Çok yıllık bitkilerin zor şartlarda (kış, kuraklık vb.) yer üstündeki aksamları neredeyse ölürken, toprağın derinliklerindeki kökleri sayesinde yaşama tutunurlar. Yazın veya uygun koşullarda biriktirdikleri besinler köklerde depolanıp, uygun koşullarda tomurcuklara ulaştırılır. Böylece kökler bitkinin mitolojideki Anka kuşu gibi yeniden doğmasını sağlar. Kim bilir belki yeniden doğuş mitleri de bitkilerin bu adaptasyonundan etkilenmiştir. 

Kökler sadece beslenme değil, toprak üstündeki aksama bir temel taşıması açısından da önemlidir. Sekoya ağacı gibi dev bir ağaç dahi toprağın üstünde yükseliyorsa bu köklerinin sayesindedir. Kimi bitkilerde buzullar gibi yerin altında görünenin üç-dört katına varan kazık kökler vardır. Bu kazık kökler bitkinin su ihtiyacının karşılanmak için daha da derinlere gidebilir. Afrika’da bulunan yabani bir tür incir ağacının köklerinin 120 metre derinliğe uzadığı tespit edilmiştir. 
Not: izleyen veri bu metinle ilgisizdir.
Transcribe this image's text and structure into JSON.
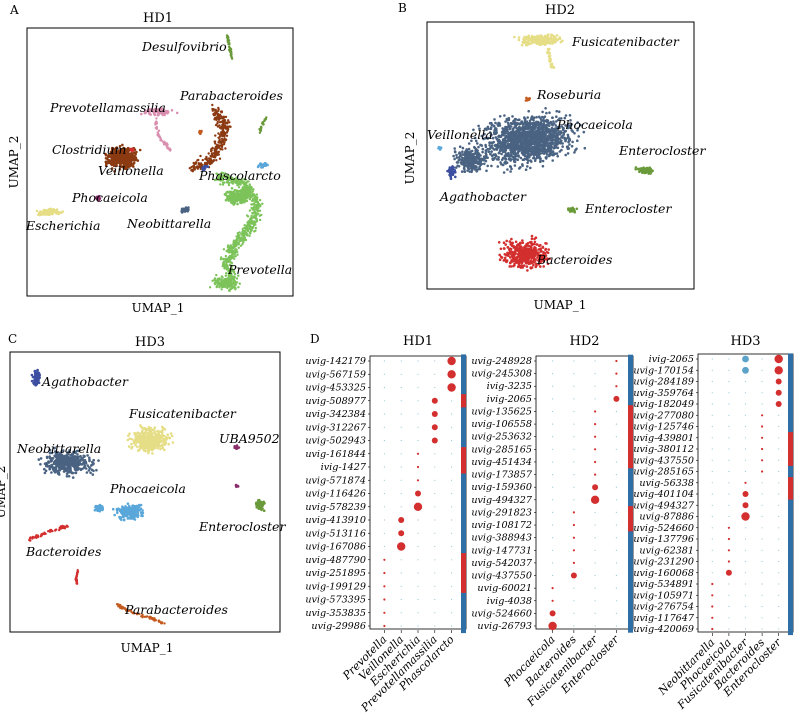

Pek çok toprak canlısı leş, hayvan gübreleri, bitki artıkları gibi atıkları temizlemekte, toprağa karışmalarını sağlamaktadır. Böylece doğa kendisinden kaynaklanan kirliliği, kendi içinde temizlemektedir. Örneğin Amazon ormanı gibi devasa bir ormanda bazı bölgelerde yerde hiç yaprak görülmediği dikkati çekmiş. Yapılan araştırma sonucu, sürekli yeşil ağaçların olduğu bu bölgede "yaparak kesen karınca" kolonilerinin,  yere düşen yaprakları düşer düşmez parçalayıp yuvalarına götürdükleri saptanmış. Bu yaprakları gıda olarak kullandıkları bir tür mantarın beslenmesinde kullanmakta oldukları ortaya çıkmış. Eğer bu atıklar toprak üstünde kalsa hızla çürüyeceğinden, çürüme sırasında oluşan kimyasal ayrışma ile karbon gazı açığa çıkacaktı. Bu durum küresel iklim değişikliğini etkileyebilirdi. Ayrıca ortamdan uzaklaşan karbon besin zincirini de etkileyebilirdi. Oysa toprağa karışan organik maddelerin ayrışması ile oluşan karbon toprak tarafından tutulmakta ve bitkiler tarafından gerektikçe kullanılmaktadır.